(U,V)-Ordering and a Duality Theorem for Risk Aversion and Lorenz-type Orderings

TL;DR

This paper develops a comprehensive duality theory linking risk aversion and Lorenz-type orderings through stochastic orderings and their inverses, incorporating distortions and unifying various existing theories.

Contribution

It generalizes duality between stochastic and inverse orderings to include distortions, connecting risk and deprivation theories in a unified framework.

Findings

Established a duality theorem including distortions of cdf and inverse

Unified theories of risk aversion and Lorenz orderings under a common framework

Showed that well-known examples are special cases of the general results

Abstract

There is a duality theory connecting certain stochastic orderings between cumulative distribution functions F_1,F_2 and stochastic orderings between their inverses F_1^(-1),F_2^(-1).

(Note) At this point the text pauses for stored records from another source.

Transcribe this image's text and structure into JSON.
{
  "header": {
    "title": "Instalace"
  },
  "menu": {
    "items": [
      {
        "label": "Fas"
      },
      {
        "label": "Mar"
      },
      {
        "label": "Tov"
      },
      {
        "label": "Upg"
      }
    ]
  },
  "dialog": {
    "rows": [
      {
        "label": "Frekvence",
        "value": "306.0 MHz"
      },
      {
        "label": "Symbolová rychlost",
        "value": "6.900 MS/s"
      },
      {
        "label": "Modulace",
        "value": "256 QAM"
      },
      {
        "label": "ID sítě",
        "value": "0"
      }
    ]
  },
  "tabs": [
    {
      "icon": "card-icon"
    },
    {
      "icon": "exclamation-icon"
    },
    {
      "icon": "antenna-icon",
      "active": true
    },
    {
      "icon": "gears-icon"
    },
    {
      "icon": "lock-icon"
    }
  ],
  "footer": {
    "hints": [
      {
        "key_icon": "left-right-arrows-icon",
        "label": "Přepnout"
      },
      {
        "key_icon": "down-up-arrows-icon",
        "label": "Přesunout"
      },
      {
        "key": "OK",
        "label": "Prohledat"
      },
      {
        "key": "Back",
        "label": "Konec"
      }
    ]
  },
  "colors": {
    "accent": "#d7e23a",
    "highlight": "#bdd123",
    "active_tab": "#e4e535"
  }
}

This underlies some theories of utility in the case of the cdf and deprivation indices in the case of the inverse. Under certain conditions there is an equivalence between the two theories. An example is the equivalence between second order stochastic dominance and the Lorenz ordering. This duality is generalised to include the case where there is "distortion" of the cdf of the form v(F) and also of the inverse. A comprehensive duality theorem is presented in a form which includes the distortions and links the duality to the parallel theories of risk and deprivation indices. It is shown that some well-known examples are special cases of the results, including some from the Yaari social welfare theory and the theory of majorization.